Wichtig für Wohnungseigentümer zu wissen, wenn der gemeinschaftlichen Versorgung dienende Anlagen oder Einrichtungen sich in ihrem oder im Keller des Nachbarn befinden

Nicht Gegenstand des Sondereigentums, 

  • selbst wenn sie sich im Bereich von im Sondereigentum stehenden Räume oder Teilen des Grundstücks befinden und 
  • dem Sondereigentum auch nicht zuordnungsbar,

sind nach § 5 Abs. 2 Wohnungseigentumsgesetz (WEG)

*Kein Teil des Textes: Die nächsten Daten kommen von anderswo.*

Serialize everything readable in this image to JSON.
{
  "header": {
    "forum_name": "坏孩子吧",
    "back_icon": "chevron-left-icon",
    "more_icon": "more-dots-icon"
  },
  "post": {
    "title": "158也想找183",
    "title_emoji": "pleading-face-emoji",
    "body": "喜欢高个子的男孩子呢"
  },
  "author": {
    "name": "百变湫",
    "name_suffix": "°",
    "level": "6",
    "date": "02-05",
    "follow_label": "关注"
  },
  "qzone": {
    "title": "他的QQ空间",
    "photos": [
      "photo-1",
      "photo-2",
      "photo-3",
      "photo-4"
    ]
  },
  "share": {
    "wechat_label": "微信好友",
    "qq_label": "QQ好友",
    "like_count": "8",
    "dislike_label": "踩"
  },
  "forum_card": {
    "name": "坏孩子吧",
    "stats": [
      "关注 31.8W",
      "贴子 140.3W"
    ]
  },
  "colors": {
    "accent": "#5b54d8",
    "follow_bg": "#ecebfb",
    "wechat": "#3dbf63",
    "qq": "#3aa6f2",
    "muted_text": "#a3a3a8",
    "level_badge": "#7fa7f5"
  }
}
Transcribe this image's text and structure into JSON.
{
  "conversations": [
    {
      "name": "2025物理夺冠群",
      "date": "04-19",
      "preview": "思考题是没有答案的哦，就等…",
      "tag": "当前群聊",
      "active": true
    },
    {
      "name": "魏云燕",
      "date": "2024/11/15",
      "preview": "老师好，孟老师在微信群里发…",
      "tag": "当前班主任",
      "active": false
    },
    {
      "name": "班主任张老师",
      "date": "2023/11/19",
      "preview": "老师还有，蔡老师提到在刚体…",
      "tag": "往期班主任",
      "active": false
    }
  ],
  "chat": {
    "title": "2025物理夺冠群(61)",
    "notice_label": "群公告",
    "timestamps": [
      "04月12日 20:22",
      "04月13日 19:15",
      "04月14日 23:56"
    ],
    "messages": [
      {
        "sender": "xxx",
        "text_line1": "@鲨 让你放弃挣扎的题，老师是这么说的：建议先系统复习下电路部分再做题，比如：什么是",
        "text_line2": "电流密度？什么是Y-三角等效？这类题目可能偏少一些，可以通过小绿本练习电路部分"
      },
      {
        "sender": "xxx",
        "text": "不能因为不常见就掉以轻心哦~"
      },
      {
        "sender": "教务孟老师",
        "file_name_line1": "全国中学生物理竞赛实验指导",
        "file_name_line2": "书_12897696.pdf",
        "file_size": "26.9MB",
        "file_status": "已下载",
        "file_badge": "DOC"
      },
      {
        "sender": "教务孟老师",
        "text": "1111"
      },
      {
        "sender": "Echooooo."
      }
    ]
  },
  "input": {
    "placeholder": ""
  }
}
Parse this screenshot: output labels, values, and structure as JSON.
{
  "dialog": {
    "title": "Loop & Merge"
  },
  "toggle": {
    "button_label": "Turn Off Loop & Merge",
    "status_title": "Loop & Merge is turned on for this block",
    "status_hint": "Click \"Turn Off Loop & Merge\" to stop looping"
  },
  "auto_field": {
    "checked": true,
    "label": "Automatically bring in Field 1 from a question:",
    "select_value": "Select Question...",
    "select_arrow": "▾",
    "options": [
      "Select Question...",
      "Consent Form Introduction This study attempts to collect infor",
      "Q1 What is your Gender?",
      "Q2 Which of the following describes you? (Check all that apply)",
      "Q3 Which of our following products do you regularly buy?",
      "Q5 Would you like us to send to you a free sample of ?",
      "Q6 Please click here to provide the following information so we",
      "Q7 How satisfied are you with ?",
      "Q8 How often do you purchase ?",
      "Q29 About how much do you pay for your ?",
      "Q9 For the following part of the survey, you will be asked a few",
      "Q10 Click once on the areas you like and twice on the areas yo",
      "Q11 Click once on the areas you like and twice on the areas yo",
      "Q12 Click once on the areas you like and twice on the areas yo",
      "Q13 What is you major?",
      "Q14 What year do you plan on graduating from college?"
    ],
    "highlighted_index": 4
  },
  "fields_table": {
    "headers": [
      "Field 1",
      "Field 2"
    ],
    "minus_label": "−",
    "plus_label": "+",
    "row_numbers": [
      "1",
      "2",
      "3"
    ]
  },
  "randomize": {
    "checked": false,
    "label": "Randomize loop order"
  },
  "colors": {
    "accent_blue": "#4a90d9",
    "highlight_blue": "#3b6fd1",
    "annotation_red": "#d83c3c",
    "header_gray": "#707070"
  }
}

  • die Teile des Gebäudes, die für dessen Bestand oder Sicherheit erforderlich sind,
    • wie beispielsweise Außenmauern, tragenden Zwischenwände, Geschossdecken und das Dach 

sowie die

  • nicht lediglich nur einer einzelnen Wohneinheit sondern

dem 

  • gemeinschaftlichen Gebrauch der Wohnungseigentümer

dienenden Anlagen und Einrichtungen, 

  • d.h. die dazu fest in das Gebäude eingefügten technischen Vorrichtungen des Gebäudes, wie etwa Heizungsanlagen und Versorgungsleitungen, 
    • die wesentliche Bestandteile des Gebäudes im Sinne der §§ 93, 94 Bürgerliches Gesetzbuch (BGB) sind und
    • nicht nur Scheinbestandteile nach § 95 Abs. 2 BGB, wie häufig etwa im Gebäude angebrachte Strom-, Gas- und Wasserzähler.

Nicht 

  • zwingend

in Gemeinschaftseigentum stehen dagegen die Räume, in denen dem 

  • gemeinschaftlichen Gebrauch der Wohnungseigentümer dienende Anlagen und Einrichtungen im Sinne des § 5 Abs. 2 WEG 

untergebracht sind. 
Diese Räume können, da die Vorschrift des § 5 Abs. 2 WEG nach ihrem Wortlaut und ihrem Verständnis ausdrücklich zwischen 

  • dem Raumeigentum und 
  • dem Eigentum an den gemeindienlichen Anlagen und Einrichtungen 

trennt und

  • nur Letztere 

zwingend dem Gemeinschaftseigentum unterstellt,

zum Gegenstand des Sondereigentums gemacht werden, sofern sie weder 

  • der einzige Zugang zum Sondereigentum eines anderen Wohnungseigentümers

sind, noch

  • der Zugang zu im gemeinschaftlichen Eigentum stehenden Räumen und Flächen, außer die übrigen Miteigentümer benötigen den Zugang zu dem im Gemeinschaftseigentum stehenden Raum nicht, etwa 
    • weil an ihm ein Sondernutzungsrecht eines Wohnungseigentümers besteht oder 
    • weil der Raum nicht zum ständigen Mitgebrauch aller Wohnungseigentümer bestimmt ist.

Übrigens:
Hingewiesen hat der Senat ferner darauf, dass, wenn Räume, in denen dem 

  • gemeinschaftlichen Gebrauch der Wohnungseigentümer dienende Anlagen und Einrichtungen im Sinne des § 5 Abs. 2 WEG 

untergebracht sind, im Sondereigentum eines Wohnungseigentümers stehen, dieser

  • nach § 14 Abs. 1 Nr. 2 WEG 

der Gemeinschaft der Wohnungseigentümer (GdWE) gegenüber verpflichtet ist, 

  • das Betreten seines Sondereigentums erforderlichenfalls zu dulden,

ihn insbesondere die Pflicht trifft, den Zutritt 

  • für beschlossene Reparaturen und Wartungsarbeiten, notwendige Zählerablesungen oder auch für Notmaßnahmen 

zu gewähren und dass, sollte er dies unberechtigterweise verweigern, 

  • die GdWE das Betreten des Sondereigentums gerichtlich erzwingen und 
  • den durch die Weigerung entstandenen Schaden ersetzt verlangen kann.